Friday, November 02, 2007

Anne Weale

I woke this morning to some sad news for the world of romance.

Anne Weale, who for fifty years wrote ground breaking romances for Mills & Boon, died on 24 October.


After selling short stories to a woman's magazine while still at school, Anne Weale became a newspaper reporter, the traditional training for a novelist. An enthusiastic traveller, she used authentic foreign backgrounds for her romances -- most famously, Antigua Kiss. She was, however, proudest of her "Longwarden" novels, Flora, All My Worldly Goods and Time & Chance which readers are still discovering in libraries and used book shops.From 1998-2004, Anne wrote a website review column, Bookworm on the Net, for The Bookseller, the UK's leading book trade press magazine.

Her first book, Winter is Past, was published in 1955, before I went to school. Her last,The Man from Madrid came out in 2002 and in between were almost 80 other titles, some short romances, some longer 'single title'fiction.


In May 2005, she started a book-blog at http://bookwormonthenet.blogspot.com/. Her work-in-progress is an autobiography called "88 Heroes…1 Mr Right" which now sadly will not be finished.

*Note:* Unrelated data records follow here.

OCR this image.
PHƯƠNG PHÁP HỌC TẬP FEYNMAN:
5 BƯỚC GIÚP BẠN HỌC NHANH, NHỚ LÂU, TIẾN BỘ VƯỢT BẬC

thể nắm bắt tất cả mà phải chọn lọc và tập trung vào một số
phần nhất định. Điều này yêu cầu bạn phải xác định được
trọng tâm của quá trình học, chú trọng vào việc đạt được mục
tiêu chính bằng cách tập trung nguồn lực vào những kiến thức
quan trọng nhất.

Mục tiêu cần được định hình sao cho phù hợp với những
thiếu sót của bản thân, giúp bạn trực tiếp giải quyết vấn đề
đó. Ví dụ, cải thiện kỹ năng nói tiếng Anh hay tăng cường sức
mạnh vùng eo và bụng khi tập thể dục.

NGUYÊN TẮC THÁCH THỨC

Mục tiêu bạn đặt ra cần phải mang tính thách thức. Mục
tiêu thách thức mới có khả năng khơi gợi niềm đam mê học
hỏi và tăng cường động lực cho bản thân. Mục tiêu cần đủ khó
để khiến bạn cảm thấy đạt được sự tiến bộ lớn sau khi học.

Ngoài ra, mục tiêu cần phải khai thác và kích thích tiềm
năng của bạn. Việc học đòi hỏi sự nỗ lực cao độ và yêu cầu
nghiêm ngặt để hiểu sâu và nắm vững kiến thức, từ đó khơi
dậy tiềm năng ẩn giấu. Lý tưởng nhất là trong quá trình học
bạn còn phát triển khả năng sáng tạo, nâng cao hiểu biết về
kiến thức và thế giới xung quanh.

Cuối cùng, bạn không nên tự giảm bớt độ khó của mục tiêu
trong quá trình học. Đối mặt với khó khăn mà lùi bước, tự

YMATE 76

Anne Weale was a major force in English and international romantic fiction. She has a huge amount of knowledge and the publishing industry and was one of the novelists who was hugely successful in the days when Mills & Boon was run by Mr Charles Boon. I first met her at one of the earliest AMBA lunches that I ever went to where she was warm and welcoming and interested in a newcomer to the authors' ranks.


It's fairly well known that Anne and I didn't agree over everything. We had disagreements over the way that romance writing was going, and she would never agree with my interest in and encouragement of 'new writers'. But those disagreements led to interesting debates and assessments of the world of writing and publishing that are ineveitable as times change and I am glad that I encountered her lively - and occasionally acerbic mind in both written and verbal debate. A tiny, birdlike, elegant figure at AMBA lunches and HMB receptions, she had a grasp of life and an enthusiasm for living and learning that I admired hugely. She was the only elderly writer who could get away with calling the BM 'young man' and describing me as 'this girl'.


I always said that in many ways, Anne Weale was the person I wanted to be when I grew up.

Sometimes she irritated me, often she exasperated me, but she also taught me a lot, made me look at my own opinions and stand up for them. And she was writing in the genre I love when I was a very small child, making her way in the world of journalism and publishing at a time when women had a far harder fight to do so than anything I have ever encountered.

She was a woman and a writer to admire. A major name in romance publishing.I am truly glad to have known her.
And I shall miss her very much.
Her family have asked for no letters but I hope they find some of the tributes that appear on the web like this one and the one on Liz Fielding's blog.

6 comments:

Anonymous said...

Very sad news Kate. I read many of her books when I was in my teens.


Chris.

juliemt said...

Anne Weale was a huge favourite of mine. She wrote some of my all time favourite category romances such as Frangipani, Sullivan's Reef and The Feast of Sara.

Romance has lost one of its greats and even though many years have passed since i read some of her books, I shall always treasure the Anne Weale titles in my collection

felinewyvern said...

She was my very first M&B author and I am sad that she has passed on - my condolences to her family and you for losing a friend.

Sandra Schwab said...

Oh, this is so sad. Anne Weale's Castle in Corsica was among the old Harlequin novels I found in a dark and dusty corner of the English Bookstore in Mainz several years ago. It's still one of my favourite romances.

Anne McAllister said...

Anne Weale was a fantastic storyteller and a very strong advocate for women doing what was important to them in whatever field of endeavor they wished. I enjoyed her friendship enormously and I am happy to have been able to count her among my friends. I admired her tenacity and her strong views, even when I didn't always agree with her. But she liked nothing better than a good argument, so even disagreements were fun when they were with Anne.

lidia said...

So sad! Over the years I've read quite a few of Anne's books.